Methods: A Markov model was developed in which costs and effectiveness of atorvastatin were compared with those of other statins and with no drug therapy in primary and secondary prevention of CAD.
Patients: Cost effectiveness was assessed for cohorts of patients with risk profiles defined by CAD status, age, sex, pretreatment low density lipoprotein cholesterol level and presence of sentinel coronary risk factors. Coronary risk was estimated by using initial and subsequent event coronary risk equations from the Framingham Heart Study, and risk factors were estimated by using Canadian population survey data. Recent estimates of the costs of CAD-related medical care in Canada were used to assign costs to health states and acute coronary events.

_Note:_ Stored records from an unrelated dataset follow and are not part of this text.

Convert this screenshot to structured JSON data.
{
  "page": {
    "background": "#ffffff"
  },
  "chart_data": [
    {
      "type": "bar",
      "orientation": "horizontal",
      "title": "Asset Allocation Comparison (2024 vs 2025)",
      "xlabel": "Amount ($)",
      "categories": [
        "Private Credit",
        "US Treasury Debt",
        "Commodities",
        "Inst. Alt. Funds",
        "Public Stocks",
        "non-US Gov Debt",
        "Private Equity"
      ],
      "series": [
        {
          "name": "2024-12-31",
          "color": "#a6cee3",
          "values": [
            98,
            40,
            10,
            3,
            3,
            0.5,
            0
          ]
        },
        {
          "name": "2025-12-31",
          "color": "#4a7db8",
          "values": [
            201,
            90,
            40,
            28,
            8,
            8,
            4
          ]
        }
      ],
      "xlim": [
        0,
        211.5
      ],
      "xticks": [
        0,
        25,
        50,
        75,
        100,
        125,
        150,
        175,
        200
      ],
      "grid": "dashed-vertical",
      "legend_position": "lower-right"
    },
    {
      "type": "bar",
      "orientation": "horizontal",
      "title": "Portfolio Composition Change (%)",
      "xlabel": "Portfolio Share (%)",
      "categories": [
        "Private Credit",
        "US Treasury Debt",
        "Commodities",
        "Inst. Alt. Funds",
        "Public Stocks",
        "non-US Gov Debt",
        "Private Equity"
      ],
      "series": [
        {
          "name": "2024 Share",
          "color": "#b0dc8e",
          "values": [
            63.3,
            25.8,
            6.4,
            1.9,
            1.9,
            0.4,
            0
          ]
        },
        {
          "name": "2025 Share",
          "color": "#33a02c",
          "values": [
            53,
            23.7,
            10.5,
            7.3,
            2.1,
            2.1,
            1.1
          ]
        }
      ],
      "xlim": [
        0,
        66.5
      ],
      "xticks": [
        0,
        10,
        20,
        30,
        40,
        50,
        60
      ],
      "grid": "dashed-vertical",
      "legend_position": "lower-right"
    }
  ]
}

Interventions: Interventions included atorvastatin 10 mg, simvastatin 10 mg, pravastatin 20 mg, fluvastatin 20 mg, lovastatin 20 mg and no pharmacological therapy.
Results: Incremental cost effectiveness ratios (CDN$/year of life gained) relative to no therapy were lowest for atorvastatin and highest for pravastatin across all risk profiles. Atorvastatin was less costly and more effective than lovastatin, pravastatin and simvastatin in primary and secondary prevention, and conferred additional health benefits at a reduced cost per year of life gained compared with fluvastatin.
Conclusions: Atorvastatin was found to be the most cost effective statin in primary and secondary prevention of CAD.